Ein Nachmittag für uns.
35 Teilnehmer:innen folgten der Einladung des KAB-Gebietsteams Linz und der KAB-Junggebliebenen und erlebten einige bereichernde Stunden in angenehmer Gemeinschaft.
Nach einem gemütlichen Start bei Kaffee und Kuchen wurden wir von Schwester Huberta Rohrmoser mitgenommen auf eine Reise durch die vielen Facetten des Älterwerdens. Mit Impulsen und Geschichten zeigte sie auf, wie im Alter neue Freude, Dankbarkeit und Gelassenheit wachsen können. Ihr besonderer Schwerpunkt lag darauf, das Alter als Zeit der Ernte und der inneren Reife zu begreifen – eine Einladung, die Schönheit des eigenen Lebens bewusst wahrzunehmen und auch die nötige Gelassenheit zu entwickeln. Ein gemeinsamer Kreistanz brachte Bewegung, Leichtigkeit und ein spürbares Gefühl der Verbundenheit unter allen Anwesenden.

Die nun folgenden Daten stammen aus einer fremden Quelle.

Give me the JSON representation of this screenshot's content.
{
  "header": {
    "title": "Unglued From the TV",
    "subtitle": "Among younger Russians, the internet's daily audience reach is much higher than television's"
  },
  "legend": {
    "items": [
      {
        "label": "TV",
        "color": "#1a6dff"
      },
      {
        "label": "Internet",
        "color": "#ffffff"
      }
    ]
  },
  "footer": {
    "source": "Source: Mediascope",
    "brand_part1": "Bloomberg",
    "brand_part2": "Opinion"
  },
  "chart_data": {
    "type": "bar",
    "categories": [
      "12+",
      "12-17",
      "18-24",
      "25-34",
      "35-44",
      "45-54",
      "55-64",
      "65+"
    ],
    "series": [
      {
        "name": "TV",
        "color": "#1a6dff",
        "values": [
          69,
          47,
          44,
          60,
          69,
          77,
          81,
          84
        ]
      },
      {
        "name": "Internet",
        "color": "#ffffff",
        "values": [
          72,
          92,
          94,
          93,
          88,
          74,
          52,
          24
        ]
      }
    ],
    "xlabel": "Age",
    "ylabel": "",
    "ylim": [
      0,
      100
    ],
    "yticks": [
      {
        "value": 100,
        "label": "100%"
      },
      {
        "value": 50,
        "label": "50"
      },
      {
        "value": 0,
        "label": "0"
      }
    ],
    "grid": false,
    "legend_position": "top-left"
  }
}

Im Anschluss daran feierten wir gemeinsam eine stimmungsvolle liturgische Feier, bei der wir auch unsere verstorbenen und kranken KABler*innen mit in unseren Kreis nahmen. Bei einer kleinen abschließenden Jause blieb noch Zeit für Begegnung, anregende Gespräche und viele dankbare Rückmeldungen.
Für das Gebietsteam Heinz Mittermayr
Hier noch ein Text aus der Liturgie, der bei unserem Schreibraum entstanden ist:
Was ist für mich im Älterwerden besser als früher?
Früher hat es mich geärgert, wenn etwas nicht nach meinen Vorstellungen ging und das hat in mir Unzufriedenheit erzeugt.
Heute regt mich so etwas weniger auf, es könnte auch anders verlaufen, ohne dass es mich kränkt.
Früher habe ich wenig Nachsicht gehabt mit meinen Fehlern und Schwächen
Heute akzeptiere ich mich so wie ich bin. Nobody is perfekt.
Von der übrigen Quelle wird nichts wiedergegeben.